Yes, the FDIC's deposit insurance fund currently has enough money to cover 1.27% of deposits. While that might not sound high, the fund has stabilized after running at a deficit in 2010 and 2009.

Will I get notified if my bank is ready to fail?

No, as any such announcement could spark a run on deposits and make a bank's financial stresses worse. Nor do FDIC officials disclose which banks are on its troubled watch list, for the same reason. Bank regulators often shutter troubled banks on Fridays and use the weekend to get things in order before normal business hours resume the following Monday.

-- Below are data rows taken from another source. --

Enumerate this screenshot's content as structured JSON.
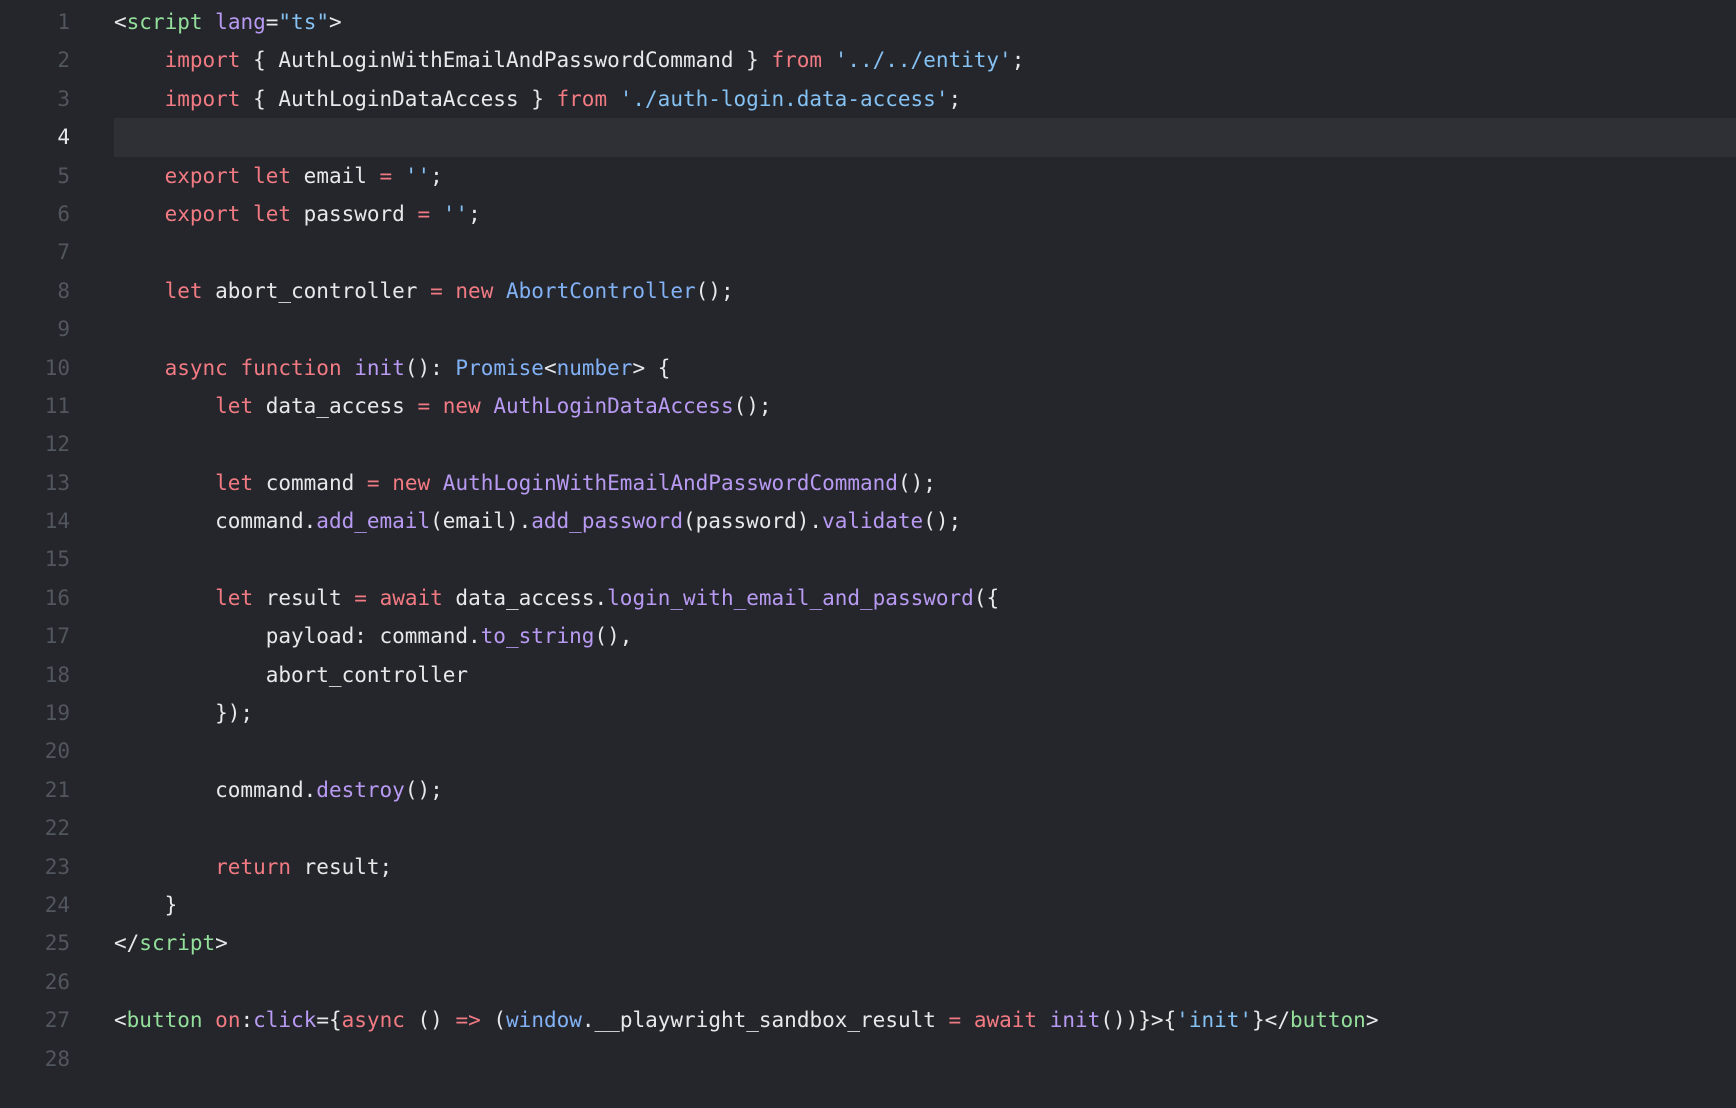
{
  "editor": {
    "active_line": 4,
    "colors": {
      "background": "#24262b",
      "active_line_background": "#2e3036",
      "line_number": "#52565e",
      "line_number_active": "#e4e6ea",
      "plain": "#e7e8ea",
      "keyword": "#f27a83",
      "string": "#85c1f3",
      "type": "#82b1f5",
      "function": "#b99af3",
      "tag": "#93df9b"
    },
    "lines": [
      {
        "n": "1",
        "tokens": [
          [
            "<",
            "punct"
          ],
          [
            "script",
            "tag"
          ],
          [
            " ",
            "plain"
          ],
          [
            "lang",
            "attr"
          ],
          [
            "=",
            "punct"
          ],
          [
            "\"ts\"",
            "str"
          ],
          [
            ">",
            "punct"
          ]
        ]
      },
      {
        "n": "2",
        "tokens": [
          [
            "    ",
            "plain"
          ],
          [
            "import",
            "kw"
          ],
          [
            " { AuthLoginWithEmailAndPasswordCommand } ",
            "plain"
          ],
          [
            "from",
            "kw"
          ],
          [
            " ",
            "plain"
          ],
          [
            "'../../entity'",
            "str"
          ],
          [
            ";",
            "punct"
          ]
        ]
      },
      {
        "n": "3",
        "tokens": [
          [
            "    ",
            "plain"
          ],
          [
            "import",
            "kw"
          ],
          [
            " { AuthLoginDataAccess } ",
            "plain"
          ],
          [
            "from",
            "kw"
          ],
          [
            " ",
            "plain"
          ],
          [
            "'./auth-login.data-access'",
            "str"
          ],
          [
            ";",
            "punct"
          ]
        ]
      },
      {
        "n": "4",
        "tokens": []
      },
      {
        "n": "5",
        "tokens": [
          [
            "    ",
            "plain"
          ],
          [
            "export",
            "kw"
          ],
          [
            " ",
            "plain"
          ],
          [
            "let",
            "kw"
          ],
          [
            " email ",
            "plain"
          ],
          [
            "=",
            "op"
          ],
          [
            " ",
            "plain"
          ],
          [
            "''",
            "str"
          ],
          [
            ";",
            "punct"
          ]
        ]
      },
      {
        "n": "6",
        "tokens": [
          [
            "    ",
            "plain"
          ],
          [
            "export",
            "kw"
          ],
          [
            " ",
            "plain"
          ],
          [
            "let",
            "kw"
          ],
          [
            " password ",
            "plain"
          ],
          [
            "=",
            "op"
          ],
          [
            " ",
            "plain"
          ],
          [
            "''",
            "str"
          ],
          [
            ";",
            "punct"
          ]
        ]
      },
      {
        "n": "7",
        "tokens": []
      },
      {
        "n": "8",
        "tokens": [
          [
            "    ",
            "plain"
          ],
          [
            "let",
            "kw"
          ],
          [
            " abort_controller ",
            "plain"
          ],
          [
            "=",
            "op"
          ],
          [
            " ",
            "plain"
          ],
          [
            "new",
            "kw"
          ],
          [
            " ",
            "plain"
          ],
          [
            "AbortController",
            "type"
          ],
          [
            "();",
            "punct"
          ]
        ]
      },
      {
        "n": "9",
        "tokens": []
      },
      {
        "n": "10",
        "tokens": [
          [
            "    ",
            "plain"
          ],
          [
            "async",
            "kw"
          ],
          [
            " ",
            "plain"
          ],
          [
            "function",
            "kw"
          ],
          [
            " ",
            "plain"
          ],
          [
            "init",
            "fn"
          ],
          [
            "(): ",
            "punct"
          ],
          [
            "Promise",
            "type"
          ],
          [
            "<",
            "punct"
          ],
          [
            "number",
            "type"
          ],
          [
            "> {",
            "punct"
          ]
        ]
      },
      {
        "n": "11",
        "tokens": [
          [
            "        ",
            "plain"
          ],
          [
            "let",
            "kw"
          ],
          [
            " data_access ",
            "plain"
          ],
          [
            "=",
            "op"
          ],
          [
            " ",
            "plain"
          ],
          [
            "new",
            "kw"
          ],
          [
            " ",
            "plain"
          ],
          [
            "AuthLoginDataAccess",
            "fn"
          ],
          [
            "();",
            "punct"
          ]
        ]
      },
      {
        "n": "12",
        "tokens": []
      },
      {
        "n": "13",
        "tokens": [
          [
            "        ",
            "plain"
          ],
          [
            "let",
            "kw"
          ],
          [
            " command ",
            "plain"
          ],
          [
            "=",
            "op"
          ],
          [
            " ",
            "plain"
          ],
          [
            "new",
            "kw"
          ],
          [
            " ",
            "plain"
          ],
          [
            "AuthLoginWithEmailAndPasswordCommand",
            "fn"
          ],
          [
            "();",
            "punct"
          ]
        ]
      },
      {
        "n": "14",
        "tokens": [
          [
            "        command.",
            "plain"
          ],
          [
            "add_email",
            "fn"
          ],
          [
            "(email).",
            "plain"
          ],
          [
            "add_password",
            "fn"
          ],
          [
            "(password).",
            "plain"
          ],
          [
            "validate",
            "fn"
          ],
          [
            "();",
            "punct"
          ]
        ]
      },
      {
        "n": "15",
        "tokens": []
      },
      {
        "n": "16",
        "tokens": [
          [
            "        ",
            "plain"
          ],
          [
            "let",
            "kw"
          ],
          [
            " result ",
            "plain"
          ],
          [
            "=",
            "op"
          ],
          [
            " ",
            "plain"
          ],
          [
            "await",
            "kw"
          ],
          [
            " data_access.",
            "plain"
          ],
          [
            "login_with_email_and_password",
            "fn"
          ],
          [
            "({",
            "punct"
          ]
        ]
      },
      {
        "n": "17",
        "tokens": [
          [
            "            payload: command.",
            "plain"
          ],
          [
            "to_string",
            "fn"
          ],
          [
            "(),",
            "punct"
          ]
        ]
      },
      {
        "n": "18",
        "tokens": [
          [
            "            abort_controller",
            "plain"
          ]
        ]
      },
      {
        "n": "19",
        "tokens": [
          [
            "        });",
            "plain"
          ]
        ]
      },
      {
        "n": "20",
        "tokens": []
      },
      {
        "n": "21",
        "tokens": [
          [
            "        command.",
            "plain"
          ],
          [
            "destroy",
            "fn"
          ],
          [
            "();",
            "punct"
          ]
        ]
      },
      {
        "n": "22",
        "tokens": []
      },
      {
        "n": "23",
        "tokens": [
          [
            "        ",
            "plain"
          ],
          [
            "return",
            "kw"
          ],
          [
            " result;",
            "plain"
          ]
        ]
      },
      {
        "n": "24",
        "tokens": [
          [
            "    }",
            "plain"
          ]
        ]
      },
      {
        "n": "25",
        "tokens": [
          [
            "</",
            "punct"
          ],
          [
            "script",
            "tag"
          ],
          [
            ">",
            "punct"
          ]
        ]
      },
      {
        "n": "26",
        "tokens": []
      },
      {
        "n": "27",
        "tokens": [
          [
            "<",
            "punct"
          ],
          [
            "button",
            "tag"
          ],
          [
            " ",
            "plain"
          ],
          [
            "on",
            "kw"
          ],
          [
            ":",
            "punct"
          ],
          [
            "click",
            "attr"
          ],
          [
            "={",
            "punct"
          ],
          [
            "async",
            "kw"
          ],
          [
            " () ",
            "plain"
          ],
          [
            "=>",
            "op"
          ],
          [
            " (",
            "plain"
          ],
          [
            "window",
            "type"
          ],
          [
            ".__playwright_sandbox_result ",
            "plain"
          ],
          [
            "=",
            "op"
          ],
          [
            " ",
            "plain"
          ],
          [
            "await",
            "kw"
          ],
          [
            " ",
            "plain"
          ],
          [
            "init",
            "fn"
          ],
          [
            "())}>{",
            "punct"
          ],
          [
            "'init'",
            "str"
          ],
          [
            "}</",
            "punct"
          ],
          [
            "button",
            "tag"
          ],
          [
            ">",
            "punct"
          ]
        ]
      },
      {
        "n": "28",
        "tokens": []
      }
    ]
  }
}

That's what happened with Silicon Valley Bank and Signature Bank.

While it won't name names, the FDIC said it was watching 39 banks that it considered problems at the end of 2022, down from a peak of 884 in 2010.

Who regulates banks anyway?

Various state and federal agencies assume different oversight responsibilities, including the Office of the Comptroller of the Currency for large national banks and the Arizona Department of Insurance and Financial Institutions (difi.az.gov) for state chartered banks. The state department also takes complaints from consumers directed against banks, insurance companies and others.

In addition, the FDIC and the Federal Reserve oversee banks in some ways, while the National Credit Union Administration and other agencies regulate credit unions.